Between Yossarian and a Cosa Loro hit man like Noodles Cook a breach of peaceable distaste had taken shape which neither saw any necessity to repair. Yet Yossarian had no hesitation in calling now about the ridiculous possibility of inducing the new President to pretend to take seriously an invitation from Christopher Maxon to the wedding of a stepniece or something at the Port Authority Bus Terminal.
"He raises millions for your party, Noodles."
"Why not?" said Noodles merrily. "It sounds like a lark. Tell them he says he'll think seriously about coming."
"You don't have to ask him?"
"No." Noodles sounded surprised. "John, the brain has not yet come into being that is large enough to deal with all of the matters any President has to pretend he understands. I'm still riding high since I helped him through the inauguration."
As the tenth and newest of the nine senior tutors with eleven doctoral degrees in the brain trust surrounding the man who had since become President, G. Noodles Cook was still unstained by that particular contempt which familiarity is often said to breed.
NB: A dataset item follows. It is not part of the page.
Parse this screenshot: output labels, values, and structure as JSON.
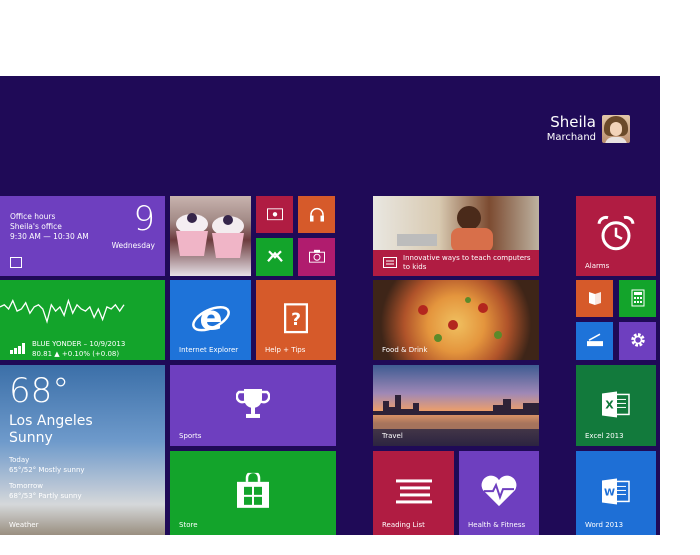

It was C. Porter Lovejoy, observing the dimming luster of the original nine tutors, who had proposed the appointment of G. Noodles Cook as a tenth to rekindle an illusion of brilliance in high office, a choice, he maintained with disinterested authority, that had to be beneficial to this Vice President, the administration, the country, to Noodles Cook himself, and, unsaid but understood, to C. Porter Lovejoy and his partnership interest in the Cosa Loro lawyer-lobbying firm of Atwater, Fitzwater, Dishwater, Brown, Jordan, Quack, and Capone. Capone, like Lovejoy a founding partner, played golf at good clubs with business leaders and high government officials, and was rarely permitted to lose.
The impediments in the formalities of the inauguration arose from the natural preference of the Vice President to be inducted into the higher office with an oath administered by the chief justice of the U.S. Supreme Court. The honorable gentleman occupying the post, a steely, rather domineering personality with eyeglasses and a high-domed forehead, resigned abruptly rather than collaborate in an act he felt was outside the spirit of the law, if not the letter.
The unexpected action left the new chief executive little choice but to call on one of the other celebrities on the court with party affiliations akin to his own.
The woman then on the court resigned voluntarily fourteen minutes after she was sounded out. She put forth as her explanation an overwhelming yearning to return to the field she loved most: housework. All her life, she stated, she had aspired only to be a housewife.
And the other star of magnitude in that revered constellation of honorable justices to which people had formerly been prone to look up, an honorable gentleman commended frequently by friendly newspapermen for what they called his wit and his showman's preening flair for tendentious and self-amusing hair-splitting, went fishing.
The Afro-American was of course out of the question. White America would not tolerate a President whose legitimacy in office had been validated by a black man, and especially by a black man like that one, who was not much of a lawyer and not much of a judge and had seemed at his confirmation hearings to be composed entirely out of equal measures of bile and bullshit.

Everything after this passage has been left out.